La frappe s'est produite à proximité de l'hôpital Rafic-Hariri, le plus grand établissement médical public du Liban, d'après une source médicale.

Une équipe de l'AFP a vu une vingtaine de personnes, certaines en pleurs, devant l'entrée de l'hôpital, alors que des ambulances, sirènes hurlantes, transportaient des blessés.

"Nous avons perdu nos maisons, où pouvons-nous aller?", s'écriait Nancy Hassan, 53 ans, une habitante du quartier visé. "Ma fille qui avait 23 ans a été tuée" lors de la précédente guerre avec Israël, "et aujourd'hui, ses voisines et amies ont été tuées", a-t-elle ajouté.

Deux Soudanais ont été tués, ainsi qu'une adolescente de 15 ans, a indiqué à l'AFP le docteur Zakaria Tawbé, directeur adjoint de l'hôpital, où sont soignés 31 des blessés.

"La frappe a été très violente" et des "malades ont fait des crises de panique", a-t-il raconté, ajoutant que l'établissement n'a subi que des dégâts mineurs.

"Ils ont frappé une zone totalement civile, il y a surtout des migrants, des Soudanais... Les gens étaient chez eux, et ils les ont frappés.

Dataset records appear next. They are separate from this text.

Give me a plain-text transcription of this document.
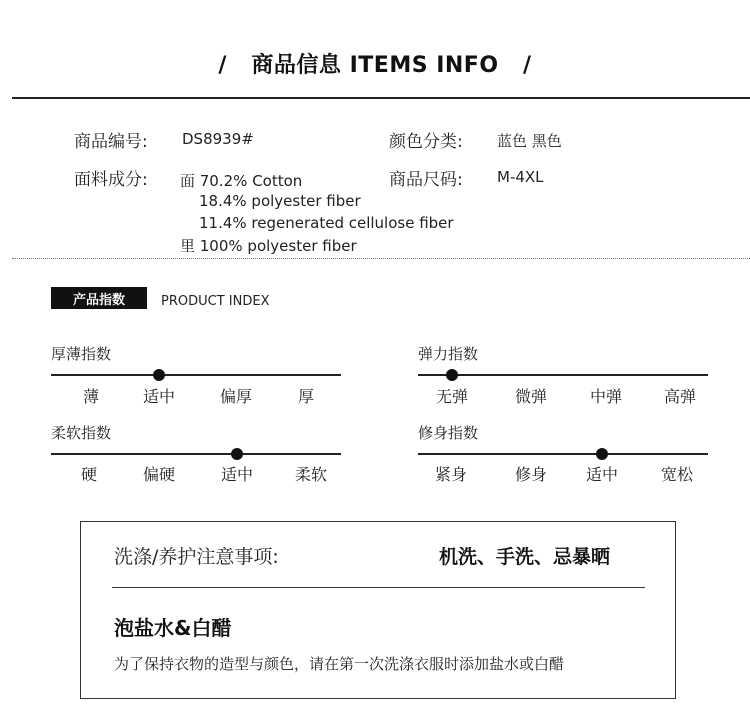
/   商品信息 ITEMS INFO   /
商品编号: DS8939#	颜色分类: 蓝色 黑色
面料成分: 面 70.2% Cotton
18.4% polyester fiber
11.4% regenerated cellulose fiber
里 100% polyester fiber
商品尺码: M-4XL
产品指数	PRODUCT INDEX
厚薄指数
薄	适中	偏厚	厚
弹力指数
无弹	微弹	中弹	高弹
柔软指数
硬	偏硬	适中	柔软
修身指数
紧身	修身 适中	宽松
洗涤/养护注意事项:	机洗、手洗、忌暴晒
泡盐水&白醋
为了保持衣物的造型与颜色，请在第一次洗涤衣服时添加盐水或白醋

C'est ça leurs objectifs militaires?", s'insurgeait Abou Qassem, un habitant du quartier.

Médecins sans Frontières (MSF) a condamné cette frappe sur X, rappelant que "des frappes aussi proches d'un hôpital suscitent la peur et peuvent dissuader les gens de se faire soigner".

"Lorsque des frappes touchent sans avertissement des zones résidentielles densément peuplées, les conséquences sont graves, tant en termes de pertes humaines que de capacité des hôpitaux à faire face", a dénoncé l'ONG.

Stations-service visées 

Une frappe a en outre visé un appartement d'un immeuble d'habitation à Aïn Saadeh, ville à l'est de Beyrouth, faisant trois morts dont deux femmes, selon le ministère libanais de la Santé.

Un responsable local des Forces libanaises, un parti chrétien opposé au Hezbollah pro-iranien, serait mort dans cette frappe, selon l'Agence nationale d'informations (Ani).

Les frappes israéliennes ont fait 1.467 tués et près de 4.500 blessés depuis que le Liban a été entraîné dans la guerre régionale début mars, et plus d'un million de déplacés.

L'aviation israélienne, qui a survolé la capitale à basse altitude, a également mené huit frappes sur la banlieue sud de Beyrouth, désertée par une grande partie de ses habitants et dont s'élevaient d'épaisses colonnes de fumée.

L'armée israélienne a annoncé avoir lancé des frappes à Beyrouth "sur des centres de commandement du Hezbollah", et a affirmé avoir touché "plus de 15 stations-service" de la compagnie Al-Amana depuis le début de la guerre, qu'il accuse d'être "contrôlée" par la formation pro-iranienne.

Depuis le sud du Liban où Israël poursuit son invasion, le chef d'état major israélien Eyal Zamir a promis d"intensifier" les opérations contre le Hezbollah, selon un communiqué militaire.

Le Liban a été entraîné dans la guerre le 2 mars lorsque le Hezbollah a tiré des roquettes sur Israël pour venger l'attaque américano-israélienne qui a tué le guide suprême iranien, Ali Khamenei.

Ces bombardements interviennent alors que le principal poste-frontière reliant le Liban à la Syrie a fermé après des menaces israéliennes de le viser samedi soir. Israël l'avait déjà bombardé en 2024 lors de sa précédente guerre contre le Hezbollah.

Famille décimée 

Dans le sud du pays, où l'aviation israélienne a continué de bombarder, six membres d'une même famille ont été tués dans la localité de Kfar Hatta. Ils n'avaient pas pu évacuer à temps, malgré un avertissement samedi sur ce village à une quarantaine de kilomètres au nord de la frontière.

Cette famille, déjà déplacée d'un village plus au sud et sans moyen de transport, attendait un proche venu les évacuer, selon la Défense civile. Cet homme a également été tué, portant le bilan à sept morts, dont une fillette de quatre ans.

A Toul, toujours dans le sud du Liban, une autre frappe a tué un couple et blessé leurs deux enfants, selon le ministère de la Santé.

Alors que l'armée israélienne progresse dans la zone frontalière du sud, provoquant de larges destructions sur son passage, le président libanais Joseph Aoun a renouvelé son appel à des négociations directes avec Israël pour éviter que le sud du pays ne devienne "un nouveau Gaza".

"Pourquoi ne pas négocier pour arrêter ces tragédies (...) sauver ce qui reste de maisons qui n'ont pas encore été détruites?", a-t-il dit dans un discours.